It’s official. According to the National Health Service (NHS), pagers will be considered obsolete in the next two years. (At least in the U.K.) Can you believe it?
If you can’t, it’s probably for one of two reasons:
1. You thought that pagers went the way of the pay phone around 1999.
2. You’re a millennial and don’t even know what a pager (or pay phone) is.
But the shocking truth is that many healthcare facilities are still using this outdated communications technology to reach doctors and clinicians.
According to this BBC report, the NHS “still uses about 130,000 pagers, which is about 10% of the total left in use globally.” That means that approximately 1.3 million pagers are sending messages to doctors and other clinical staff around the world as you read this.
Did your jaw just drop again?
There are a few reasons why pagers are still so prevalent in healthcare facilities, 30 years after their use surpassed their peak:
1. They can quickly alert and activate medical team members in an emergency.
2. Pagers use a dedicated network to send messages, making them highly reliable communication tools with minimal transmission delays.

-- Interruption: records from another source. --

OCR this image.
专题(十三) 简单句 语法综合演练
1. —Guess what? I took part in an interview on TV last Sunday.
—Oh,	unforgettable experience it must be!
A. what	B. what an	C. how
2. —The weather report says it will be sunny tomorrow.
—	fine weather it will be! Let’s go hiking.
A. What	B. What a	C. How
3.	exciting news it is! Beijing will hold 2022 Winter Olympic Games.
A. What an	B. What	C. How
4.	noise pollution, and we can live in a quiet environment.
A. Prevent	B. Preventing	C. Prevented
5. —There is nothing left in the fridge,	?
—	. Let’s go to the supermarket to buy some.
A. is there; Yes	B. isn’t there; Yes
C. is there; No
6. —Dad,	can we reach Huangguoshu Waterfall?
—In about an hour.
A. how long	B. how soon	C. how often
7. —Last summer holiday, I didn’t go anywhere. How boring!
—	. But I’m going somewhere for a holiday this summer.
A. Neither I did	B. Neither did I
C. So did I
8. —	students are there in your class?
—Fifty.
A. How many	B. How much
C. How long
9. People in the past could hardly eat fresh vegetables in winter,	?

3. They are lightweight and mobile.
However, there are just as many reasons – if not more reasons – why a pager should not be the first (or only) device a healthcare provider uses to initiate communications with other care team members, even in an emergency:
1. Pagers only facilitate one-way communication. Doctors and nurses cannot acknowledge pages or provide care guidance using pagers. They have to either find a fixed landline phone or use their mobile phones, if equipped with them, to call the person back.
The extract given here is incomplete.